The Slow Horizon That Breathes by Dimitra Kotoula
New York. World Poetry Books. 2023. 160 pages.
Dimitra Kotoula’s The Slow Horizon That Breathes is a significant introduction to the contemporary Greek poet who, aside from three poetry collections, is well known for also translating poets Louise Glück, Sharon Olds, and Jorie Graham into Greek. This bilingual collection is further enriched by poet and translator A. E. Stallings’s succinct and lucid introduction, which contextualizes Kotoula’s work against the cultural, traditional, and emotional landscape of contemporary Greek poetry. Additionally, as a poet and translator myself, I appreciated most the choice to include a translator’s note at the end of the book by Maria Nazos, herself a talented poet, who vividly and movingly describes her decade-long collaboration with Kotoula to bring this collection to US readers. These two essays serve as bookends to a collection of poems about the nature of existence and consciousness, an artist’s wrestling with her craft, and desire.

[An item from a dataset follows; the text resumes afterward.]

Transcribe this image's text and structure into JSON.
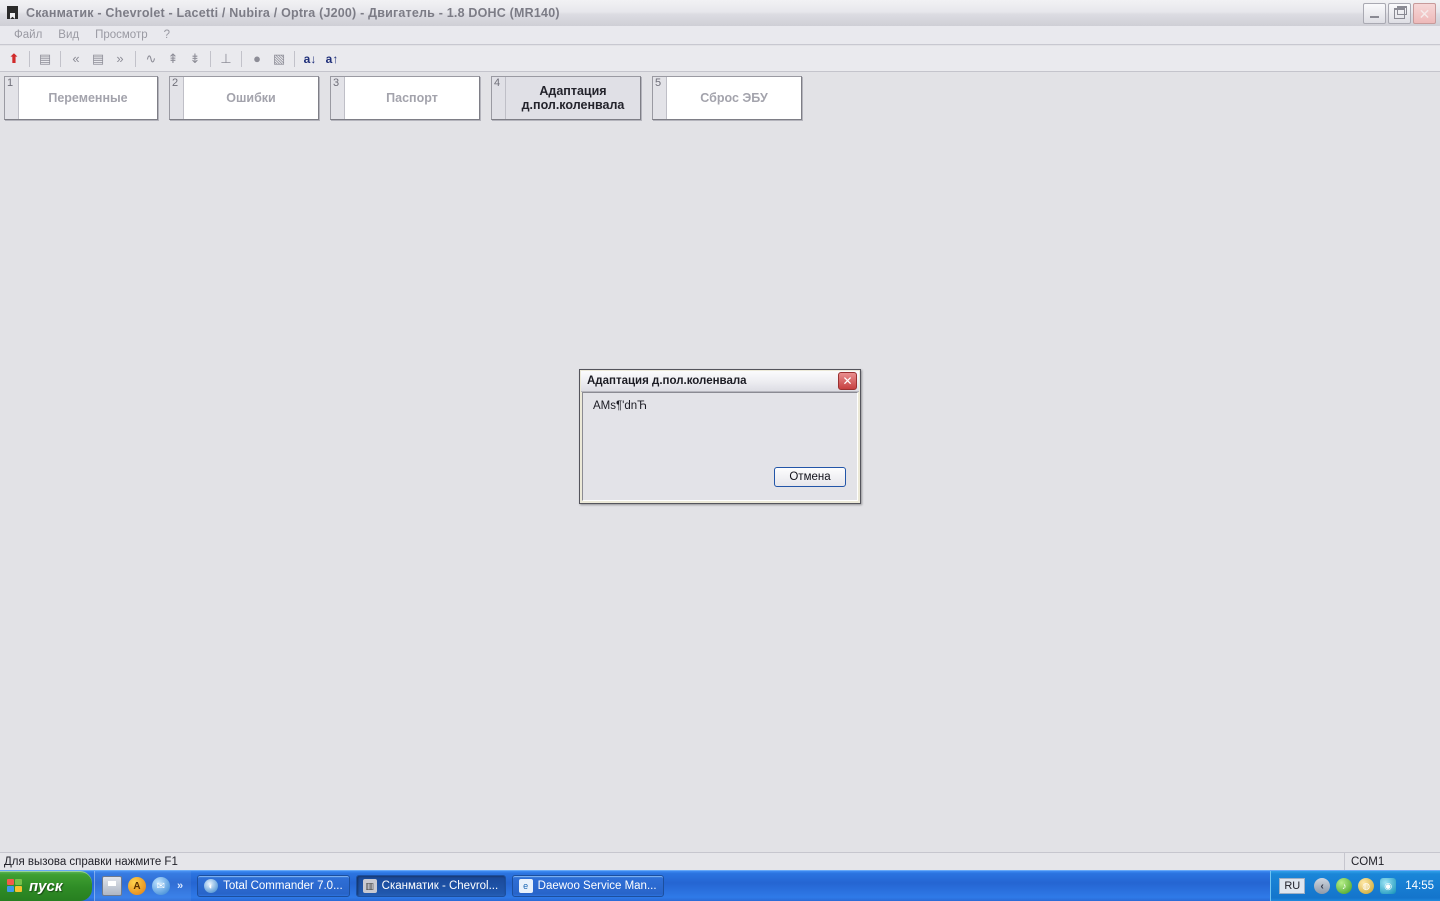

When reading this book, I was reminded of Glück’s description of why poetry survives: “because it haunts and it haunts, because it is simultaneously utterly clear and deeply mysterious.” Reading Kotoula has this similar effect, like sitting adjacent to a lush spring garden, separated from it by only a thin linen curtain—all the light, the sounds, the smell of spring so palpable, and yet what’s seen is not fully visible, only deeply felt and understood. For many of the ekphrastic poems, there is a sense of eavesdropping when we reach the end, as though we could hear beyond them. This is a testament to Nazos’s skillful rendering into English of Kotoula’s emotional depth and her simultaneously introspective and restless voice. “I want to understand / (try to understand) / what rushes to give the mind back its freedom.” This and other poems that describe the landscape of a mind in motion illuminate what it means to exist as consciousness and point to an original quality in these poems, which is Kotoula’s philosophical, inquisitive tone.

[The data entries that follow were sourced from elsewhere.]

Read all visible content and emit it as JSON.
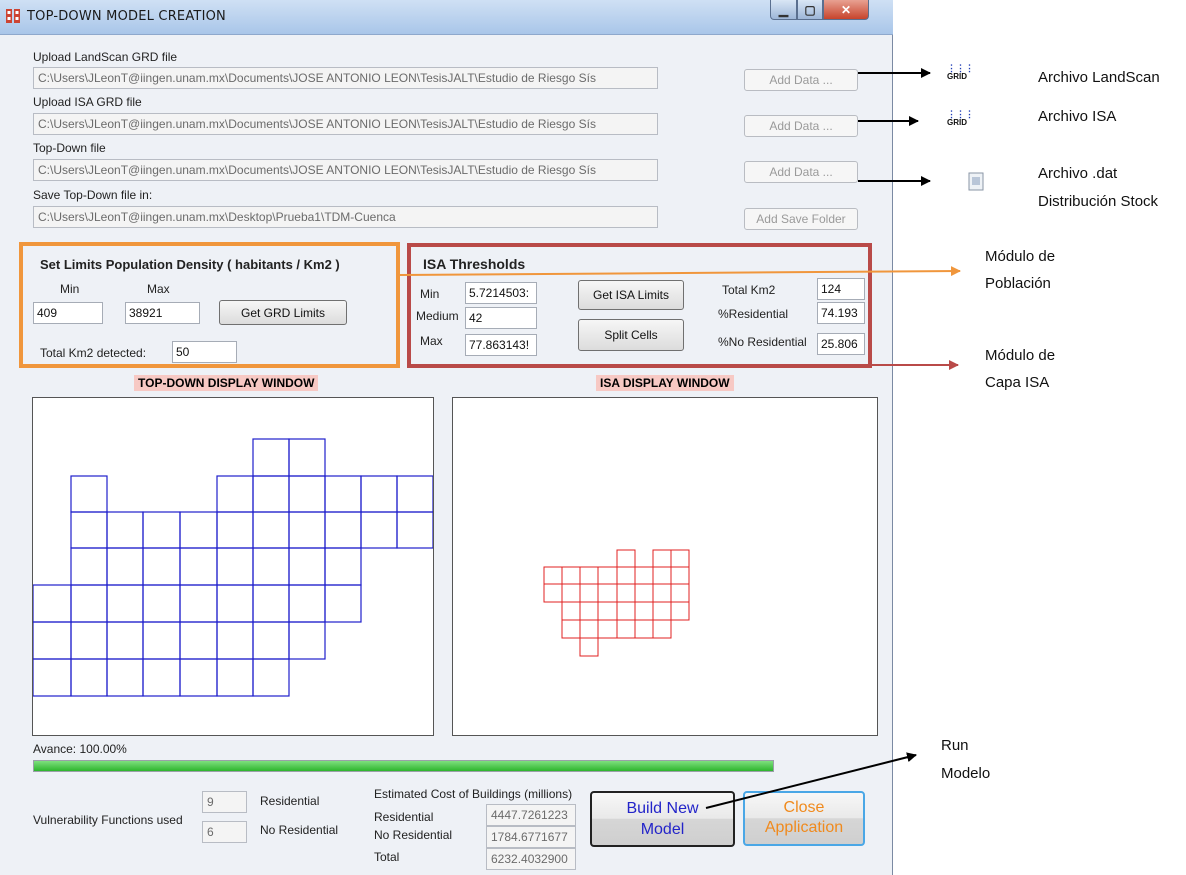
{
  "window": {
    "title": "TOP-DOWN MODEL CREATION"
  },
  "files": {
    "landscan": {
      "label": "Upload LandScan GRD file",
      "value": "C:\\Users\\JLeonT@iingen.unam.mx\\Documents\\JOSE ANTONIO LEON\\TesisJALT\\Estudio de Riesgo Sís",
      "button": "Add Data ..."
    },
    "isa": {
      "label": "Upload ISA GRD file",
      "value": "C:\\Users\\JLeonT@iingen.unam.mx\\Documents\\JOSE ANTONIO LEON\\TesisJALT\\Estudio de Riesgo Sís",
      "button": "Add Data ..."
    },
    "topdown": {
      "label": "Top-Down file",
      "value": "C:\\Users\\JLeonT@iingen.unam.mx\\Documents\\JOSE ANTONIO LEON\\TesisJALT\\Estudio de Riesgo Sís",
      "button": "Add Data ..."
    },
    "save": {
      "label": "Save Top-Down file in:",
      "value": "C:\\Users\\JLeonT@iingen.unam.mx\\Desktop\\Prueba1\\TDM-Cuenca",
      "button": "Add Save Folder"
    }
  },
  "population": {
    "title": "Set Limits Population Density ( habitants / Km2 )",
    "min_label": "Min",
    "max_label": "Max",
    "min_value": "409",
    "max_value": "38921",
    "button": "Get GRD Limits",
    "total_label": "Total Km2 detected:",
    "total_value": "50",
    "frame_color": "#f0963c"
  },
  "isa": {
    "title": "ISA Thresholds",
    "min_label": "Min",
    "medium_label": "Medium",
    "max_label": "Max",
    "min_value": "5.7214503:",
    "medium_value": "42",
    "max_value": "77.863143!",
    "button_limits": "Get ISA Limits",
    "button_split": "Split Cells",
    "total_label": "Total Km2",
    "total_value": "124",
    "res_label": "%Residential",
    "res_value": "74.193",
    "nores_label": "%No Residential",
    "nores_value": "25.806",
    "frame_color": "#b94a48"
  },
  "displays": {
    "topdown_title": "TOP-DOWN DISPLAY WINDOW",
    "isa_title": "ISA DISPLAY WINDOW",
    "topdown_grid_color": "#1f1fcc",
    "isa_grid_color": "#e02020"
  },
  "progress": {
    "label": "Avance: 100.00%",
    "fraction": 1.0,
    "color": "#3cc83c"
  },
  "vulnerability": {
    "label": "Vulnerability Functions used",
    "res_count": "9",
    "res_label": "Residential",
    "nores_count": "6",
    "nores_label": "No Residential"
  },
  "cost": {
    "title": "Estimated Cost of Buildings (millions)",
    "res_label": "Residential",
    "res_value": "4447.7261223",
    "nores_label": "No Residential",
    "nores_value": "1784.6771677",
    "total_label": "Total",
    "total_value": "6232.4032900"
  },
  "buttons": {
    "build_line1": "Build New",
    "build_line2": "Model",
    "close_line1": "Close",
    "close_line2": "Application"
  },
  "annotations": {
    "landscan": "Archivo LandScan",
    "isa": "Archivo ISA",
    "dat_line1": "Archivo .dat",
    "dat_line2": "Distribución Stock",
    "poblacion_line1": "Módulo de",
    "poblacion_line2": "Población",
    "capa_line1": "Módulo de",
    "capa_line2": "Capa ISA",
    "run_line1": "Run",
    "run_line2": "Modelo"
  },
  "icons": {
    "grd1": "grd-file-icon",
    "grd2": "grd-file-icon",
    "dat": "dat-file-icon"
  }
}
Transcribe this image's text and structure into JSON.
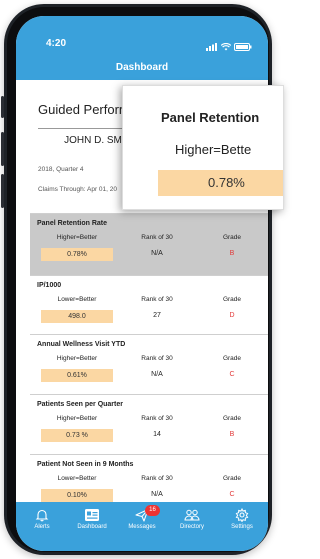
{
  "status": {
    "time": "4:20"
  },
  "app": {
    "title": "Dashboard"
  },
  "header": {
    "report_title": "Guided Performa",
    "provider_name": "JOHN D. SM",
    "period": "2018, Quarter 4",
    "claims": "Claims Through: Apr 01, 20"
  },
  "metrics": [
    {
      "title": "Panel Retention Rate",
      "col1": "Higher=Better",
      "col2": "Rank of 30",
      "col3": "Grade",
      "value": "0.78%",
      "rank": "N/A",
      "grade": "B"
    },
    {
      "title": "IP/1000",
      "col1": "Lower=Better",
      "col2": "Rank of 30",
      "col3": "Grade",
      "value": "498.0",
      "rank": "27",
      "grade": "D"
    },
    {
      "title": "Annual Wellness Visit YTD",
      "col1": "Higher=Better",
      "col2": "Rank of 30",
      "col3": "Grade",
      "value": "0.61%",
      "rank": "N/A",
      "grade": "C"
    },
    {
      "title": "Patients Seen per Quarter",
      "col1": "Higher=Better",
      "col2": "Rank of 30",
      "col3": "Grade",
      "value": "0.73 %",
      "rank": "14",
      "grade": "B"
    },
    {
      "title": "Patient Not Seen in 9 Months",
      "col1": "Lower=Better",
      "col2": "Rank of 30",
      "col3": "Grade",
      "value": "0.10%",
      "rank": "N/A",
      "grade": "C"
    }
  ],
  "popup": {
    "title": "Panel Retention",
    "subtitle": "Higher=Bette",
    "value": "0.78%"
  },
  "tabs": [
    {
      "label": "Alerts",
      "icon": "alerts-icon"
    },
    {
      "label": "Dashboard",
      "icon": "dashboard-icon"
    },
    {
      "label": "Messages",
      "icon": "messages-icon",
      "badge": "16"
    },
    {
      "label": "Directory",
      "icon": "directory-icon"
    },
    {
      "label": "Settings",
      "icon": "settings-icon"
    }
  ],
  "colors": {
    "accent": "#3aa1db",
    "highlight": "#fbd7a3",
    "grade": "#e23a3a"
  }
}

Readers and writers of poetry, as well as artists, will appreciate the poems in this book that delve into an artist’s struggles with craft. This is reflected most acutely in “Head of Satyrs” where, written in the voice of the sculptor Yannoulis Chalepas, we hear an artist’s plea for solitude so that he can understand what liberates or constrains the mind in the process of creation. Similarly, Kotoula the poet seeks solitude and remains faithful to it, or what she calls “light,” which allows her a deeper understanding of selfhood.
The theme of desire and loss is evoked in “Prayer, or the Apple, 7/28/2013” and “Young Erotic,” two gorgeously sensual poems where, addressing an unspecified “you,” Kotoula speaks intimately to all of us. An image that struck me is the way Kotoula writes about hands. It seems as though there is at least one mention of a hand or hands in nearly every poem in the book. This powerful, recurrent imagery symbolizes human action and connection, human vulnerability. How else but through our hands do we touch and feel the world, give and take from it and each other. The poems are a reminder of this and, perhaps more poignantly, a reminder of the grief inherent in connection. The lines “Close your eyes / Close your eyes well to— / I you and this” drive home the idea that connection is fleeting, reminding us that even when a poet, a reader, and the poem truly click across temporal, cultural, and geographical boundaries, at some point the book will close. Yet, in the same poem, Kotoula holds her hands straight before her, perhaps straight toward the reader, and in this gesture we recognize the human desire to communicate.
Her book is the kind of gift a reader will long “hold . . . silently in the dark.”